Thursday, July 22, 2010

Better for the Patient to Suffer than to Be Treated by Israelis?

 

by  Evelyn Gordon

 

Anyone who thinks the primary concern of human rights organizations is the welfare of the people they are trying to help should consider this report on Israel's medical mission to Congo.

Last week, four Israeli burn specialists arrived in Congo to treat survivors of the fuel truck explosion that killed 235 people on July 2 — a mission organized and funded by Israel's Foreign Ministry. They were not the first foreign doctors on the scene, but they were the first burn specialists, and the first to come with specialized equipment for treating burns. As such, they were enthusiastically welcomed by the Congolese; President Joseph Kabila even phoned to thank them personally.

One might have expected them to be equally welcomed by the doctors already on the scene, a team from Medicins Sans Frontieres. After all, the MSF doctors had traveled all the way to the remote town of Sange to help the victims; surely they would be glad to see specialists with specialized equipment, who could help their patients in ways they themselves could not.

So when Haaretz's reporter heard from the Israeli team that the MSF doctors — whose organization has repeatedly accused Israel of "war crimes" against the Palestinians — "treated them coolly and suspiciously at first," with a Belgian doctor even telling them "there are obvious political sensitivities" about working together, he naturally sought confirmation from the source. The Israelis could easily have been misinterpreting a naturally restrained European style as a cold shoulder or overreacting to a remark not intended to offend.

But when he tried to ask the MSF doctors, they informed him that they were forbidden to speak with him without permission from their head office. And when he then tried to contact the head office, it never responded to his request.

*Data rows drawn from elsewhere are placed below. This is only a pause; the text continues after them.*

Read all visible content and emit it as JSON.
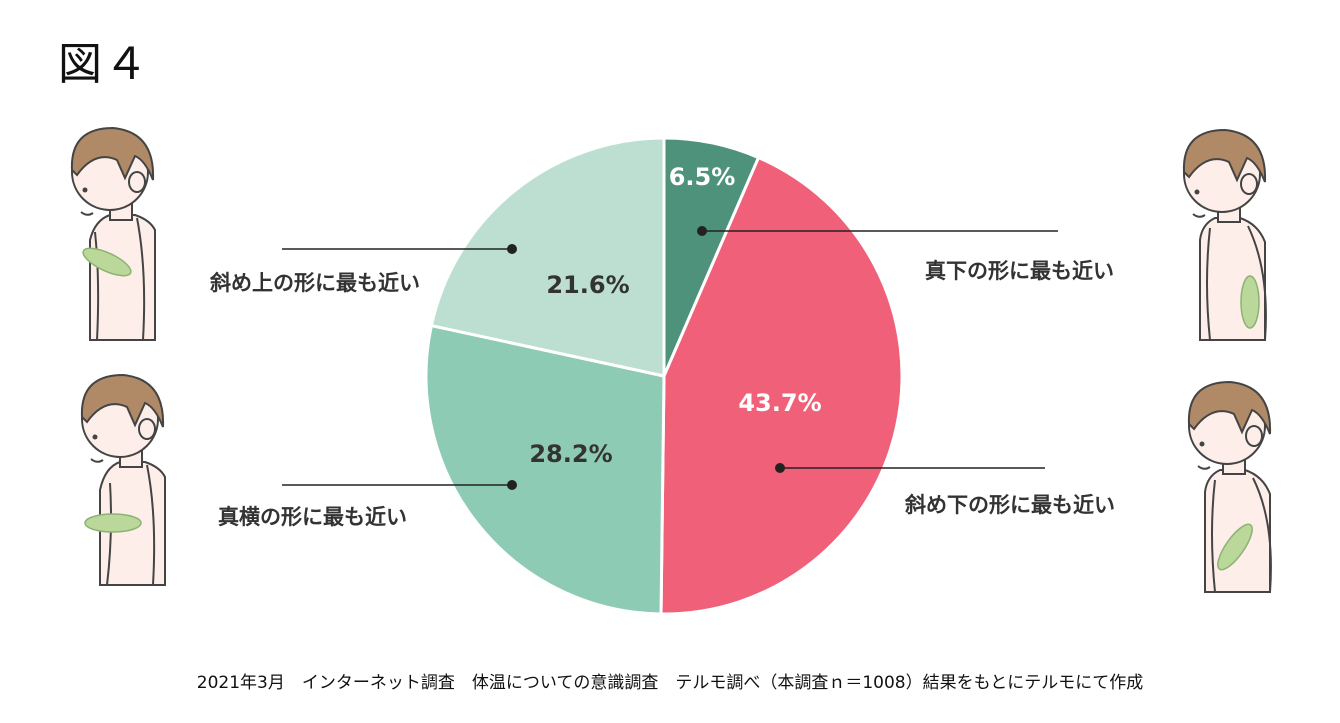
{
  "figure_label": "図４",
  "chart_data": {
    "type": "pie",
    "title": "",
    "slices": [
      {
        "label": "真下の形に最も近い",
        "value": 6.5,
        "value_label": "6.5%",
        "color": "#4f927c",
        "text_color": "#ffffff"
      },
      {
        "label": "斜め下の形に最も近い",
        "value": 43.7,
        "value_label": "43.7%",
        "color": "#f06079",
        "text_color": "#ffffff"
      },
      {
        "label": "真横の形に最も近い",
        "value": 28.2,
        "value_label": "28.2%",
        "color": "#8ecbb5",
        "text_color": "#333333"
      },
      {
        "label": "斜め上の形に最も近い",
        "value": 21.6,
        "value_label": "21.6%",
        "color": "#bcdfd2",
        "text_color": "#333333"
      }
    ]
  },
  "illustrations": [
    {
      "icon": "person-thermometer-upward-icon",
      "skin": "#fdeee9",
      "hair": "#b08a66",
      "thermo": "#b9d899"
    },
    {
      "icon": "person-thermometer-horizontal-icon",
      "skin": "#fdeee9",
      "hair": "#b08a66",
      "thermo": "#b9d899"
    },
    {
      "icon": "person-thermometer-straight-down-icon",
      "skin": "#fdeee9",
      "hair": "#b08a66",
      "thermo": "#b9d899"
    },
    {
      "icon": "person-thermometer-diagonal-down-icon",
      "skin": "#fdeee9",
      "hair": "#b08a66",
      "thermo": "#b9d899"
    }
  ],
  "footnote": "2021年3月　インターネット調査　体温についての意識調査　テルモ調べ（本調査ｎ＝1008）結果をもとにテルモにて作成"
}
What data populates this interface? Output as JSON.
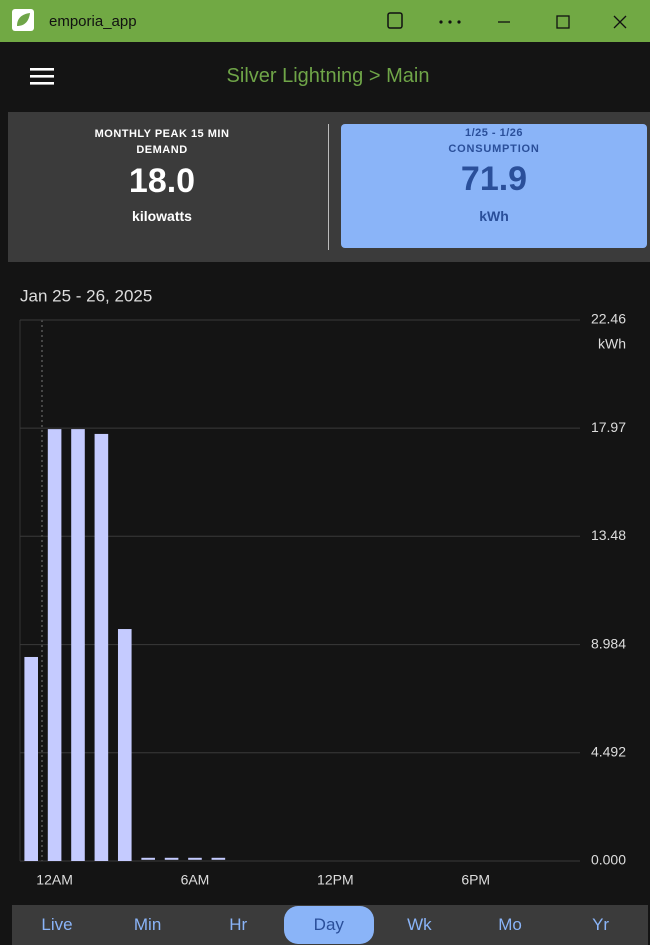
{
  "window": {
    "title": "emporia_app"
  },
  "header": {
    "title": "Silver Lightning > Main"
  },
  "cards": [
    {
      "label": "MONTHLY PEAK 15 MIN DEMAND",
      "value": "18.0",
      "unit": "kilowatts"
    },
    {
      "range": "1/25 - 1/26",
      "label": "CONSUMPTION",
      "value": "71.9",
      "unit": "kWh"
    }
  ],
  "chart_data": {
    "type": "bar",
    "title": "Jan 25 - 26, 2025",
    "y_unit": "kWh",
    "color": "#c5cbff",
    "categories": [
      null,
      "12AM",
      null,
      null,
      null,
      null,
      null,
      "6AM",
      null,
      null,
      null,
      null,
      null,
      "12PM",
      null,
      null,
      null,
      null,
      null,
      "6PM",
      null,
      null,
      null,
      null
    ],
    "values": [
      8.47,
      17.93,
      17.93,
      17.73,
      9.63,
      0.05,
      0.05,
      0.05,
      0.05,
      null,
      null,
      null,
      null,
      null,
      null,
      null,
      null,
      null,
      null,
      null,
      null,
      null,
      null,
      null
    ],
    "ylim": [
      0,
      22.46
    ],
    "yticks": [
      {
        "value": 0,
        "label": "0.000"
      },
      4.492,
      8.984,
      13.48,
      17.97,
      22.46
    ],
    "grid": true
  },
  "tabs": {
    "items": [
      "Live",
      "Min",
      "Hr",
      "Day",
      "Wk",
      "Mo",
      "Yr"
    ],
    "selected": 3
  }
}
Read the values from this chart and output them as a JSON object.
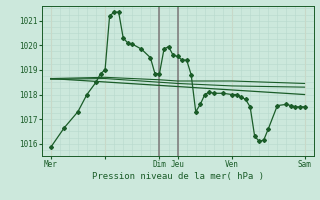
{
  "bg_color": "#cce8dc",
  "grid_minor_color": "#b8d8cc",
  "grid_major_color": "#c8d8c8",
  "dark_vline_color": "#808080",
  "line_color": "#1a5c28",
  "font_color": "#1a5c28",
  "title": "Pression niveau de la mer( hPa )",
  "ylim": [
    1015.5,
    1021.6
  ],
  "yticks": [
    1016,
    1017,
    1018,
    1019,
    1020,
    1021
  ],
  "xlim": [
    0,
    30
  ],
  "day_ticks_x": [
    1,
    7,
    13,
    15,
    21,
    29
  ],
  "day_labels": [
    "Mer",
    "",
    "Dim",
    "Jeu",
    "Ven",
    "Sam"
  ],
  "dark_vlines": [
    13,
    15
  ],
  "main_x": [
    1,
    2.5,
    4,
    5,
    6,
    6.5,
    7,
    7.5,
    8,
    8.5,
    9,
    9.5,
    10,
    11,
    12,
    12.5,
    13,
    13.5,
    14,
    14.5,
    15,
    15.5,
    16,
    16.5,
    17,
    17.5,
    18,
    18.5,
    19,
    20,
    21,
    21.5,
    22,
    22.5,
    23,
    23.5,
    24,
    24.5,
    25,
    26,
    27,
    27.5,
    28,
    28.5,
    29
  ],
  "main_y": [
    1015.85,
    1016.65,
    1017.3,
    1018.0,
    1018.5,
    1018.85,
    1019.0,
    1021.2,
    1021.35,
    1021.35,
    1020.3,
    1020.1,
    1020.05,
    1019.85,
    1019.5,
    1018.85,
    1018.85,
    1019.85,
    1019.95,
    1019.6,
    1019.55,
    1019.4,
    1019.4,
    1018.8,
    1017.3,
    1017.6,
    1018.0,
    1018.1,
    1018.05,
    1018.05,
    1018.0,
    1018.0,
    1017.9,
    1017.8,
    1017.5,
    1016.3,
    1016.1,
    1016.15,
    1016.6,
    1017.55,
    1017.6,
    1017.55,
    1017.5,
    1017.5,
    1017.5
  ],
  "smooth1_x": [
    1,
    7,
    13,
    15,
    21,
    29
  ],
  "smooth1_y": [
    1018.65,
    1018.7,
    1018.6,
    1018.55,
    1018.55,
    1018.45
  ],
  "smooth2_x": [
    1,
    7,
    13,
    15,
    21,
    29
  ],
  "smooth2_y": [
    1018.62,
    1018.65,
    1018.5,
    1018.45,
    1018.35,
    1018.3
  ],
  "trend_x": [
    1,
    29
  ],
  "trend_y": [
    1018.65,
    1018.0
  ]
}
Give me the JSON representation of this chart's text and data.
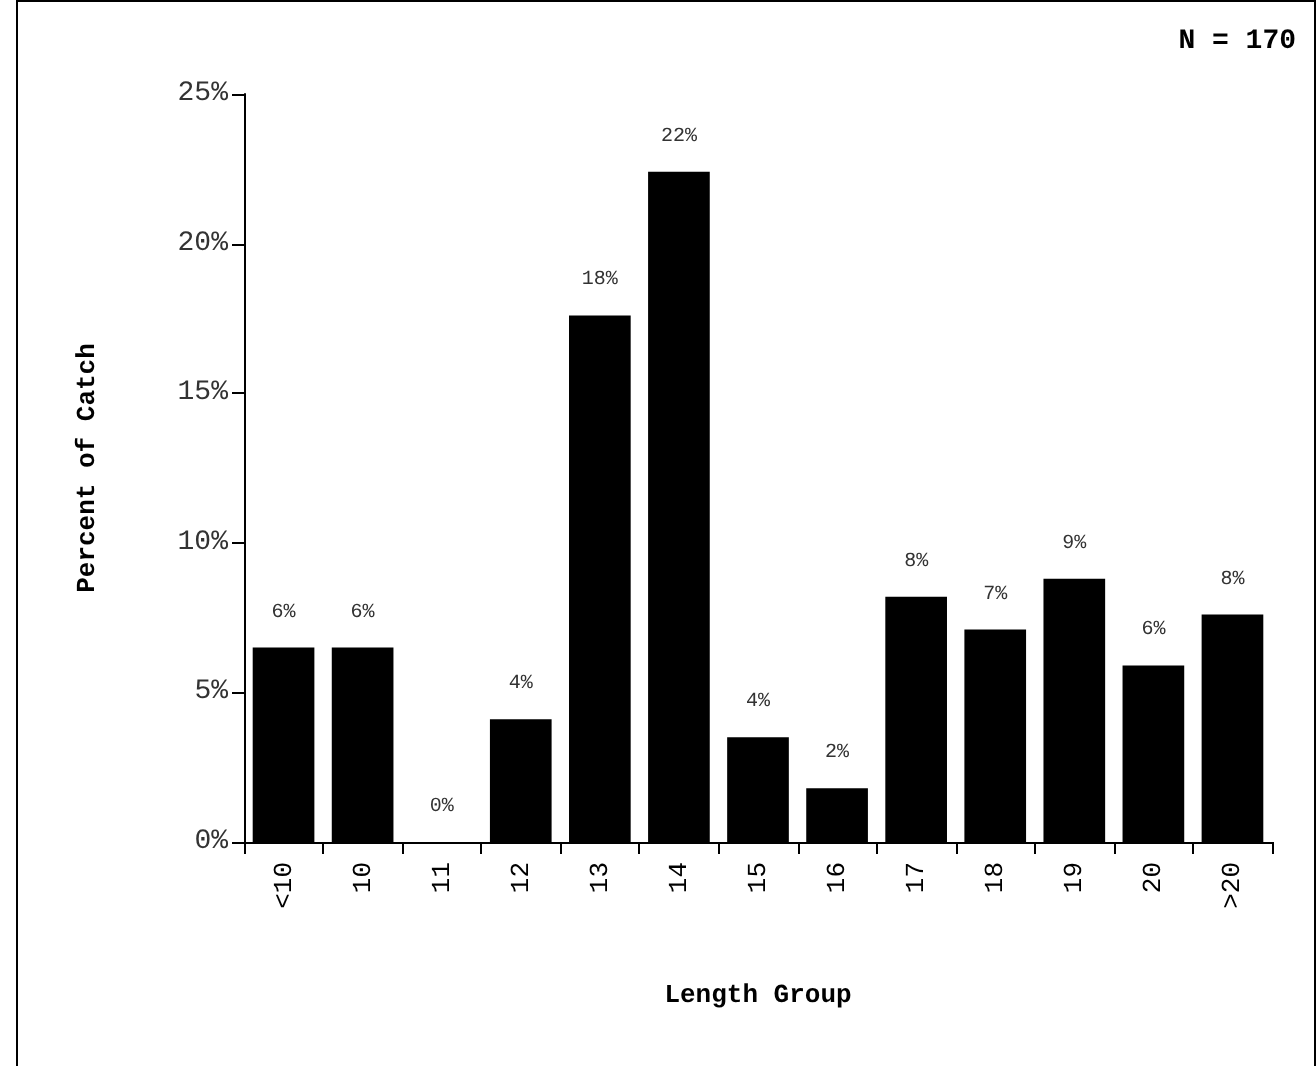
{
  "chart_data": {
    "type": "bar",
    "xlabel": "Length Group",
    "ylabel": "Percent of Catch",
    "annotations": [
      "N = 170"
    ],
    "categories": [
      "<10",
      "10",
      "11",
      "12",
      "13",
      "14",
      "15",
      "16",
      "17",
      "18",
      "19",
      "20",
      ">20"
    ],
    "values": [
      6.5,
      6.5,
      0,
      4.1,
      17.6,
      22.4,
      3.5,
      1.8,
      8.2,
      7.1,
      8.8,
      5.9,
      7.6
    ],
    "value_labels": [
      "6%",
      "6%",
      "0%",
      "4%",
      "18%",
      "22%",
      "4%",
      "2%",
      "8%",
      "7%",
      "9%",
      "6%",
      "8%"
    ],
    "color": "#000000",
    "ylim": [
      0,
      25
    ],
    "yticks": [
      {
        "value": 0,
        "label": "0%"
      },
      {
        "value": 5,
        "label": "5%"
      },
      {
        "value": 10,
        "label": "10%"
      },
      {
        "value": 15,
        "label": "15%"
      },
      {
        "value": 20,
        "label": "20%"
      },
      {
        "value": 25,
        "label": "25%"
      }
    ],
    "grid": false
  }
}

In other words, neither the MSF doctors on the scene nor the MSF head-office staff could bring themselves to say something as banal as "Yes, we're glad to see our Congolese patients getting proper specialist care regardless of who the caregivers are."

A social activist from that region of Congo, Jean-Michel Bolima, had no such problems. "Israel is always first to offer aid, and this is admirable," he declared.

But MSF, it seems, would rather see its patients continue to suffer than deal with the cognitive dissonance of discovering that, far from fitting neatly into its designated pigeonhole as the world's pariah, Israel, by the very standards MSF claims to uphold, can often be downright "admirable."